Panggung Departemen Penerangan rubuh begitu saja ketika KH. Abdurrahman Wahid (Gus Dur) terpilih sebagai Presiden keempat RI pada 20 Oktober 1999. Langkah awal dalam penyusunan kabinetnya, Gus Dur membubarkan Departemen Penerangan dan Departemen Sosial. Lepas dari kontroversi keputusan politiknya, satu hal yang pasti bahwa pada saat itu belum terpikirkan bagaimana nasib 50 ribu pegawai departemen Penerangan, belum lagi termasuk pegawai Departemen Sosial. Alasan utama pembubaran Departemen Penerangan karena dianggap menghambat kebebasan berpendapat masyarakat.

Presiden Abdurrahman Wahid memang dikenal dengan kebijakan dan langkah-langkahnya yang kontroversial. Belum lagi selesai persoalan penyaluran pegawai departemen yang terlikuidasi, Gus Dur membuat orang terperanjat dengan keputusannya mengizinkan penggunaan nama Papua bagi Provinsi Irian Jaya. Kemudian menyusul keinginannya mencabut Tap MPR No. XXIX/ MPR/ 1966 tentang Larangan Marxisme dan Leninisme yang mendapat reaksi keras dari banyak pihak. Gus Dur juga telah mengeluarkan militer dari ruang sosial politik yang selama ini berperan menjaga stabilitas. Hal yang paling membuat umat Islam marah dan geram adalah ketika Gus Dur membuka hubungan dagang dengan Israel. Puncaknya adalah ketika beliau hendak mengeluarkan dekrit membubarkan DPR yang dianggapnya sebagai taman kanak-kanak. Akhirnya, karena tidak tahan dengan berbagai kontroversi yang dibuatnya, para wakil rakyat dalam Sidang Istimewa MPR pada tanggal 23 Juli 2001 memberhentikan Gus Dur dan menggantikannya dengan Megawati sebagai Presiden kelima RI.

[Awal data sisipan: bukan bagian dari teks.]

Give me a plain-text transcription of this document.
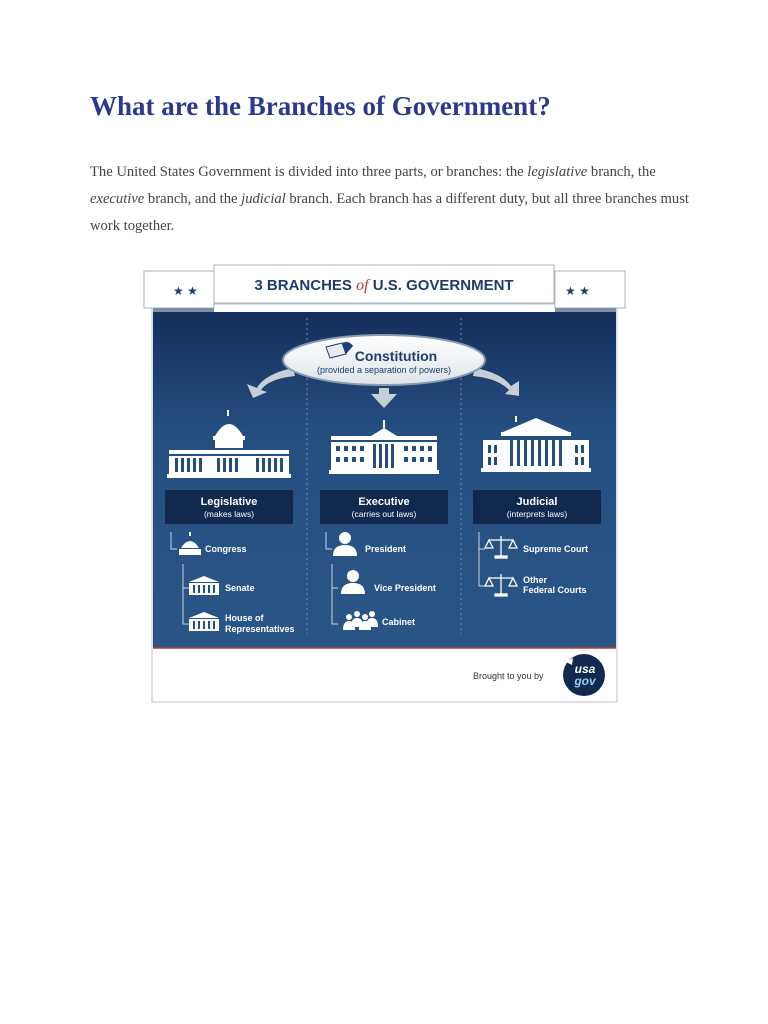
What are the Branches of Government?

The United States Government is divided into three parts, or branches: the legislative branch, the executive branch, and the judicial branch. Each branch has a different duty, but all three branches must work together.

★ ★	★ ★
3 BRANCHES of U.S. GOVERNMENT
Constitution
(provided a separation of powers)
Legislative
(makes laws)
Executive
(carries out laws)
Judicial
(interprets laws)
Congress
Senate
House of
Representatives
President
Vice President
Cabinet
Supreme Court
Other
Federal Courts
Brought to you by	usa
gov
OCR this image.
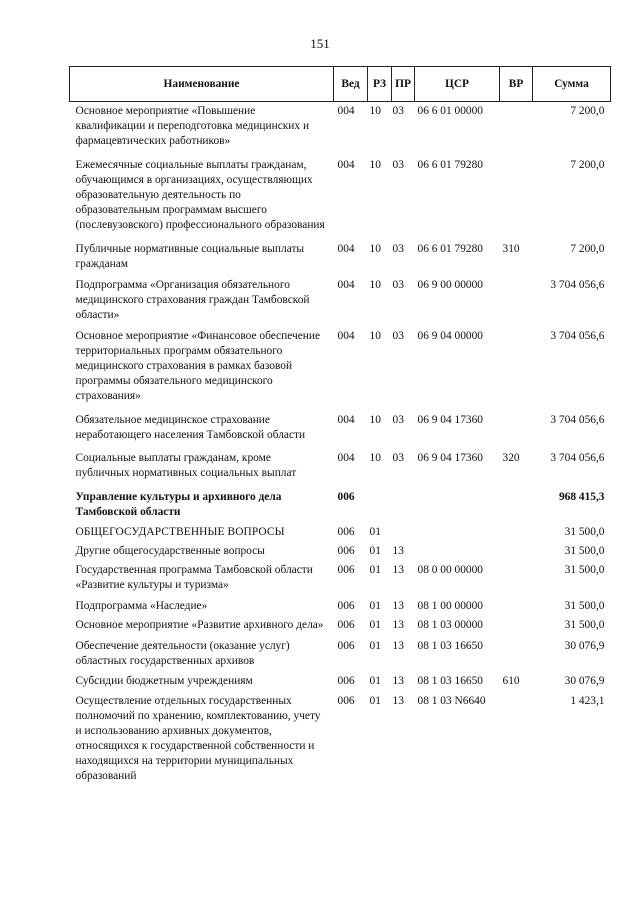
151
Наименование	Вед	РЗ	ПР	ЦСР	ВР	Сумма
Основное мероприятие «Повышение квалификации и переподготовка медицинских и фармацевтических работников»	004	10	03	06 6 01 00000		7 200,0
Ежемесячные социальные выплаты гражданам, обучающимся в организациях, осуществляющих образовательную деятельность по образовательным программам высшего (послевузовского) профессионального образования	004	10	03	06 6 01 79280		7 200,0
Публичные нормативные социальные выплаты гражданам	004	10	03	06 6 01 79280	310	7 200,0
Подпрограмма «Организация обязательного медицинского страхования граждан Тамбовской области»	004	10	03	06 9 00 00000		3 704 056,6
Основное мероприятие «Финансовое обеспечение территориальных программ обязательного медицинского страхования в рамках базовой программы обязательного медицинского страхования»	004	10	03	06 9 04 00000		3 704 056,6
Обязательное медицинское страхование неработающего населения Тамбовской области	004	10	03	06 9 04 17360		3 704 056,6
Социальные выплаты гражданам, кроме публичных нормативных социальных выплат	004	10	03	06 9 04 17360	320	3 704 056,6
Управление культуры и архивного дела Тамбовской области	006					968 415,3
ОБЩЕГОСУДАРСТВЕННЫЕ ВОПРОСЫ	006	01				31 500,0
Другие общегосударственные вопросы	006	01	13			31 500,0
Государственная программа Тамбовской области «Развитие культуры и туризма»	006	01	13	08 0 00 00000		31 500,0
Подпрограмма «Наследие»	006	01	13	08 1 00 00000		31 500,0
Основное мероприятие «Развитие архивного дела»	006	01	13	08 1 03 00000		31 500,0
Обеспечение деятельности (оказание услуг) областных государственных архивов	006	01	13	08 1 03 16650		30 076,9
Субсидии бюджетным учреждениям	006	01	13	08 1 03 16650	610	30 076,9
Осуществление отдельных государственных полномочий по хранению, комплектованию, учету и использованию архивных документов, относящихся к государственной собственности и находящихся на территории муниципальных образований	006	01	13	08 1 03 N6640		1 423,1
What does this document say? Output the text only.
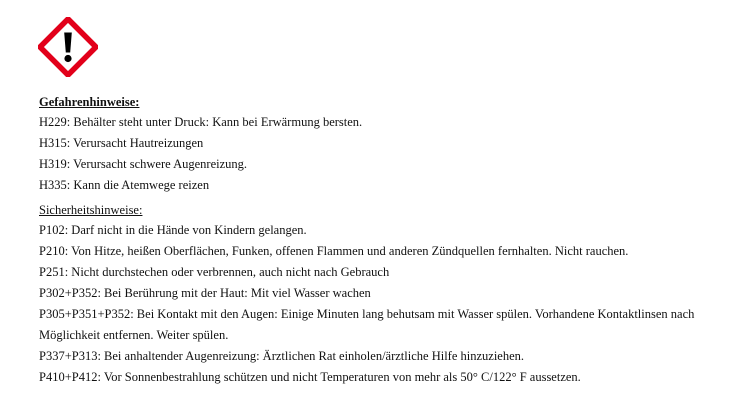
Gefahrenhinweise:
H229: Behälter steht unter Druck: Kann bei Erwärmung bersten.
H315: Verursacht Hautreizungen
H319: Verursacht schwere Augenreizung.
H335: Kann die Atemwege reizen
Sicherheitshinweise:
P102: Darf nicht in die Hände von Kindern gelangen.
P210: Von Hitze, heißen Oberflächen, Funken, offenen Flammen und anderen Zündquellen fernhalten. Nicht rauchen.
P251: Nicht durchstechen oder verbrennen, auch nicht nach Gebrauch
P302+P352: Bei Berührung mit der Haut: Mit viel Wasser wachen
P305+P351+P352: Bei Kontakt mit den Augen: Einige Minuten lang behutsam mit Wasser spülen. Vorhandene Kontaktlinsen nach Möglichkeit entfernen. Weiter spülen.
P337+P313: Bei anhaltender Augenreizung: Ärztlichen Rat einholen/ärztliche Hilfe hinzuziehen.
P410+P412: Vor Sonnenbestrahlung schützen und nicht Temperaturen von mehr als 50° C/122° F aussetzen.
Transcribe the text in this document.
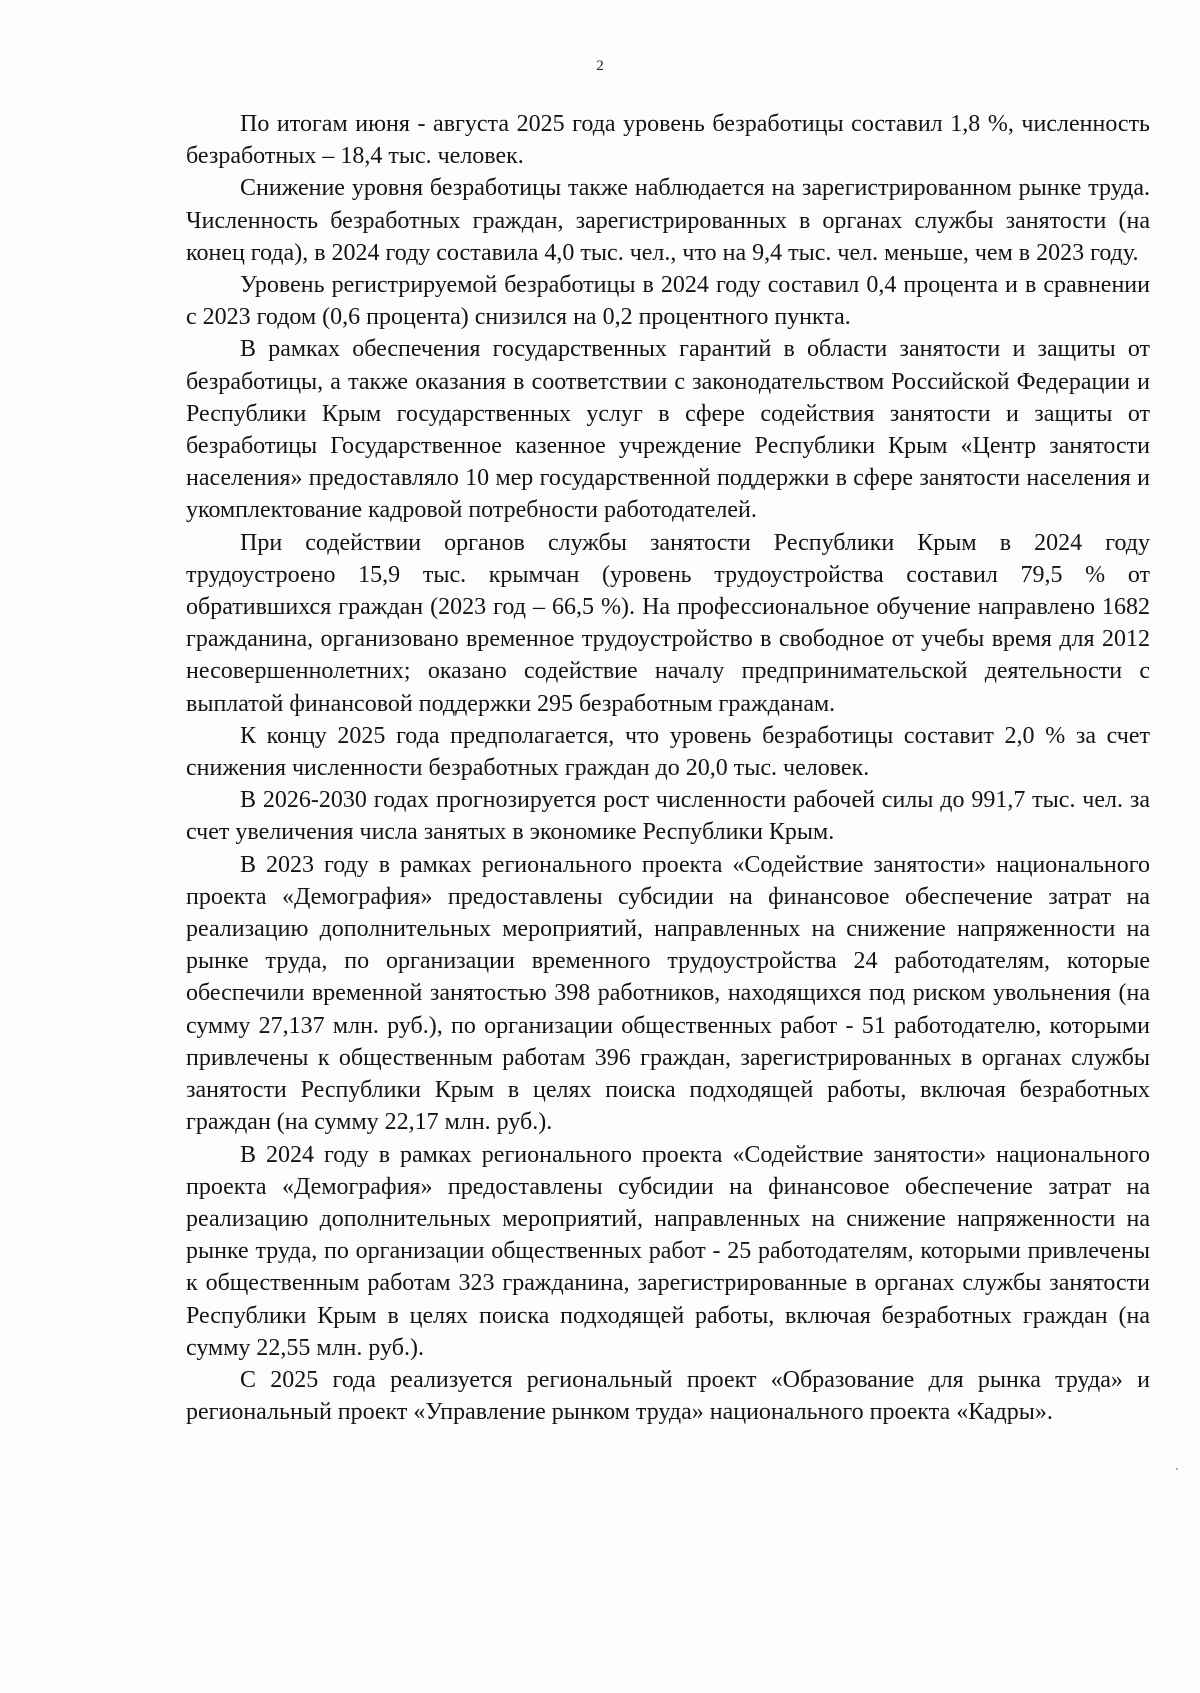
2

По итогам июня - августа 2025 года уровень безработицы составил 1,8 %, численность безработных – 18,4 тыс. человек.

Снижение уровня безработицы также наблюдается на зарегистрированном рынке труда. Численность безработных граждан, зарегистрированных в органах службы занятости (на конец года), в 2024 году составила 4,0 тыс. чел., что на 9,4 тыс. чел. меньше, чем в 2023 году.

Уровень регистрируемой безработицы в 2024 году составил 0,4 процента и в сравнении с 2023 годом (0,6 процента) снизился на 0,2 процентного пункта.

В рамках обеспечения государственных гарантий в области занятости и защиты от безработицы, а также оказания в соответствии с законодательством Российской Федерации и Республики Крым государственных услуг в сфере содействия занятости и защиты от безработицы Государственное казенное учреждение Республики Крым «Центр занятости населения» предоставляло 10 мер государственной поддержки в сфере занятости населения и укомплектование кадровой потребности работодателей.

При содействии органов службы занятости Республики Крым в 2024 году трудоустроено 15,9 тыс. крымчан (уровень трудоустройства составил 79,5 % от обратившихся граждан (2023 год – 66,5 %). На профессиональное обучение направлено 1682 гражданина, организовано временное трудоустройство в свободное от учебы время для 2012 несовершеннолетних; оказано содействие началу предпринимательской деятельности с выплатой финансовой поддержки 295 безработным гражданам.

К концу 2025 года предполагается, что уровень безработицы составит 2,0 % за счет снижения численности безработных граждан до 20,0 тыс. человек.

В 2026-2030 годах прогнозируется рост численности рабочей силы до 991,7 тыс. чел. за счет увеличения числа занятых в экономике Республики Крым.

В 2023 году в рамках регионального проекта «Содействие занятости» национального проекта «Демография» предоставлены субсидии на финансовое обеспечение затрат на реализацию дополнительных мероприятий, направленных на снижение напряженности на рынке труда, по организации временного трудоустройства 24 работодателям, которые обеспечили временной занятостью 398 работников, находящихся под риском увольнения (на сумму 27,137 млн. руб.), по организации общественных работ - 51 работодателю, которыми привлечены к общественным работам 396 граждан, зарегистрированных в органах службы занятости Республики Крым в целях поиска подходящей работы, включая безработных граждан (на сумму 22,17 млн. руб.).

В 2024 году в рамках регионального проекта «Содействие занятости» национального проекта «Демография» предоставлены субсидии на финансовое обеспечение затрат на реализацию дополнительных мероприятий, направленных на снижение напряженности на рынке труда, по организации общественных работ - 25 работодателям, которыми привлечены к общественным работам 323 гражданина, зарегистрированные в органах службы занятости Республики Крым в целях поиска подходящей работы, включая безработных граждан (на сумму 22,55 млн. руб.).

С 2025 года реализуется региональный проект «Образование для рынка труда» и региональный проект «Управление рынком труда» национального проекта «Кадры».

Rentang waktu masa kepresiden Abdurrahman Wahid ( 20 Oktober 1999 – 23 Juli 2001) memang singkat. Waktu sesingkat itu menyisakan ceritera dan sejarah bukan hanya terhadap bangsa dan negara tetapi juga banyak ceritera tentang orang perorang yang terkena imbas kebijakannya. Para pegawai seperti anak ayam kehilangan induknya. Setiap orang bergerak mencari selamat. Para pejabat tinggi mulai kasak kusuk menghubungi relasi dan mencari tempat bernaung di berbagai instansi. Sementara pegawai rendahan mulai kehilangan kendali dan harapan. Mereka masuk kantor hanya mencari peluang untuk membawa inventaris kantor ke rumah. Ada saja barang-barang kecil yang mereka pindahkan ke rumah, dari asbak, hiasan dinding, kursi lipat, album-album, buku agenda, koran dan majalah mereka kumpul untuk dijual, mesin ketik, alat-alat dapur, meja kecil mereka preteli dan membawa potongannya secara mencicil. Mereka berpikir sebentar lagi gedung ini akan kosong dan karena itu semua berlomba  membesihkannya. Aku sendiri tidak berminat mengambil barang-barang inventaris kecil itu. Semua orang membawa sesuatu ke rumahnya dengan izin ataupun tanpa izin pimpinan.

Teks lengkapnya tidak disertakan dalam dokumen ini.